Jehan memijit kepalanya sendiri sambil memejamkan mata. "Perusahaan ada masalah apa, Ven?"

"Gue yang handle urusan perusahaan" celetuk Jendra tanpa mengalihkan pandangannya dari layar tab.

"Yaudah gue serahin ke lo untuk sementara" ujar Jehan sebagai responnya Jendra hanya berdeham singkat.

Jehan kembali mengulang rekaman-rekaman yang entah sudah berapa kali ia memutarkannya. Ini memang kebiasaan Jehan yang sama sekali tidak ingin melewatkan apapun bahkan hal kecil pun.

Pria ini merupakan orang yang sangat mendetail meski apabila mengharuskannya terus memeriksa ulang puluhan kali, dia tidak masalah.

"6389 VUB, cari mobil itu."

"Mobil siapa?" tanya Jendra.

"Gue liat dari rekaman ini kayaknya mobil itu searah sama mobil yang bawa Rasel. Lo semua cari dan minta rekaman kamera dashboard ke pemiliknya" jelas Jehan yang berekspresi datar.

"Iya juga.." Semuanya memanggut mengerti.

"Kenapa gue ngga kepikiran?" gumam Marven dan Ezzra bersamaan.

"Pokoknya gue ngga mau tau harus ada petunjuk tentang kejadian ini.Gue ngga masalah meskipun itu petunjuk kecil" lanjutnya terdengar sangat tegas.

"Siap, bos!" seru Marven sedikit cengengesan supaya mencairkan suasana tegang diantara mereka.
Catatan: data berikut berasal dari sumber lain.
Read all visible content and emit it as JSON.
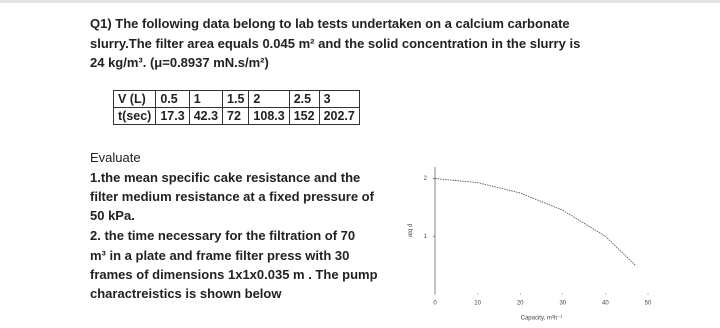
{
  "question": {
    "lines": [
      "Q1) The following data belong to lab tests undertaken on a calcium carbonate",
      "slurry.The filter area equals 0.045 m² and the solid concentration in the slurry is",
      "24 kg/m³. (μ=0.8937 mN.s/m²)"
    ]
  },
  "table": {
    "rows": [
      [
        "V (L)",
        "0.5",
        "1",
        "1.5",
        "2",
        "2.5",
        "3"
      ],
      [
        "t(sec)",
        "17.3",
        "42.3",
        "72",
        "108.3",
        "152",
        "202.7"
      ]
    ]
  },
  "evaluate": {
    "lines": [
      "Evaluate",
      "1.the mean specific cake resistance and the",
      "filter medium resistance at a fixed pressure of",
      "50 kPa.",
      "2. the time necessary for the filtration of 70",
      "m³ in a plate and frame filter press with 30",
      "frames of dimensions 1x1x0.035 m . The pump",
      "charactreistics is shown below"
    ]
  },
  "chart_data": {
    "type": "line",
    "x_label": "Capacity, m³h⁻¹",
    "y_label": "p bar",
    "x": [
      0,
      10,
      20,
      30,
      40,
      47
    ],
    "series": [
      {
        "values": [
          2.0,
          1.93,
          1.75,
          1.45,
          1.0,
          0.5
        ],
        "color": "#444444"
      }
    ],
    "xlim": [
      0,
      50
    ],
    "xticks": [
      0,
      10,
      20,
      30,
      40,
      50
    ],
    "ylim": [
      0,
      2.2
    ],
    "yticks": [
      1,
      2
    ]
  }
}
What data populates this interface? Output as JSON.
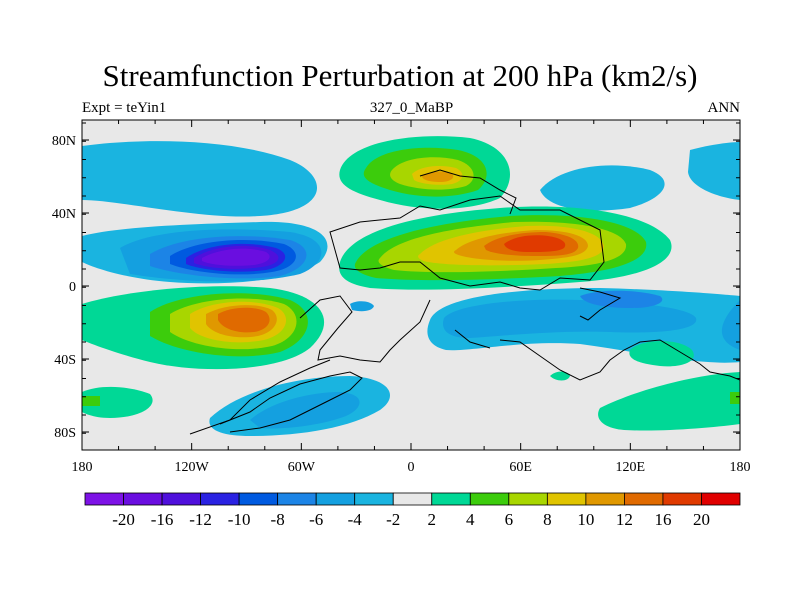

Selang satu detik, Marven mendapat panggilan dari earpiece di telinganya. Panggilan itu membuat Marven memeriksa tab yang selalu dibawanya untuk memastikan sesuatu sebelum mengatakannya kepada Jehan.

"Wah, gue lupa ada orang lain yang nungguin kabar Rasel" gumam Marven sembari melihat kamera CCTV bagian gerbang depan yang terhubung langsung dengan tabnya.

"Je, kita kedatangan tamu. Katanya dia mau ketemu sama lo," celetuk Marven.

"Malem-malem gini?" tanya Kanara heran. Marven mengangguk sebagai responnya.

"Siapa?"

"Jisya" jawab Marven.

"Hah?! Jisya? Sahabatnya Rasel sama Lola kan? Ngapain dia kesini?" tanya Alaya bingung.

Marven menggigit bibir bawahnya sambil mencuri pandang ke arah Jehan seolah ia meminta persetujuan lelaki itu untuk membeberkan alasannya.

"Kayaknya nanyain kabar Rasel sama Lola"

"Harus banget langsung kesini? Bisa lewat hape kan?"

Ezzra memberi tanggapan melalui tatapannya yang tertuju ke arah meja dimana ponsel Jehan disimpan secara terbalik dan nada dering juga dimatikan sehingga notif apapun tidak akan terlihat.

Tatapannya seolah mengatakan, 'Si Jehan aja kagak main hape semenjak Rasel ilang gimana mau ngasih kabar?'

Alaya meneguk ludahnya, "Y-ya pokoknya jangan disini. Orang lain ngga boleh ada yang tau tentang kita, tim ini."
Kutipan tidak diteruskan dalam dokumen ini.